[Date Prev][Date Next][Thread Prev][Thread Next][Date Index][Thread Index]
Re: [Qemu-devel] [RFC PATCH 2/3] raw-posix: Convert Linux AIO submission
From: |
Ming Lei |
Subject: |
Re: [Qemu-devel] [RFC PATCH 2/3] raw-posix: Convert Linux AIO submission to coroutines |
Date: |
Fri, 28 Nov 2014 10:59:33 +0800 |
Hi Kevin,
On Wed, Nov 26, 2014 at 10:46 PM, Kevin Wolf <address@hidden> wrote:
> This improves the performance of requests because an ACB doesn't need to
> be allocated on the heap any more. It also makes the code nicer and
> smaller.
I am not sure it is good way for linux aio optimization:
- for raw image with some constraint, coroutine can be avoided since
io_submit() won't sleep most of times
- handling one time coroutine takes much time than handling malloc,
memset and free on small buffer, following the test data:
-- 241ns per coroutine
-- 61ns per (malloc, memset, free for 128bytes)
I still think we should figure out a fast path to avoid cocourinte
for linux-aio with raw image, otherwise it can't scale well for high
IOPS device.
Also we can use simple buf pool to avoid the dynamic allocation
easily, can't we?
>
> As a side effect, the codepath taken by aio=threads is changed to use
> paio_submit_co().

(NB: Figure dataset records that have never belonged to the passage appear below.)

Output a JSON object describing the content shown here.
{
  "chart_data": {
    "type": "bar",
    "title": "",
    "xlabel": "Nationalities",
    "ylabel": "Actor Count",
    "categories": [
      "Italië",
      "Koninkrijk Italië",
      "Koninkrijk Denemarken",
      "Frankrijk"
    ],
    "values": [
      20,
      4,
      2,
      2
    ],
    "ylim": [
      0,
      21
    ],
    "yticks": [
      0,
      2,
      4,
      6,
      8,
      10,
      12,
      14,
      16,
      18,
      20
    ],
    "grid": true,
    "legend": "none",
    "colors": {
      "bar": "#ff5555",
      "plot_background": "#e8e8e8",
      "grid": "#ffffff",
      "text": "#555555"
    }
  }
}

This doesn't change the performance at this point.
>
> Results of qemu-img bench -t none -c 10000000 [-n] /dev/loop0:
>
> | aio=native | aio=threads
> | before | with patch | before | with patch
> ------+----------+------------+----------+------------
> run 1 | 29.921s | 26.932s | 35.286s | 35.447s
> run 2 | 29.793s | 26.252s | 35.276s | 35.111s
> run 3 | 30.186s | 27.114s | 35.042s | 34.921s
> run 4 | 30.425s | 26.600s | 35.169s | 34.968s
> run 5 | 30.041s | 26.263s | 35.224s | 35.000s
>
> TODO: Do some more serious benchmarking in VMs with less variance.
> Results of a quick fio run are vaguely positive.
I will do the test with Paolo's fast path approach under
VM I/O situation.
Thanks,
Ming Lei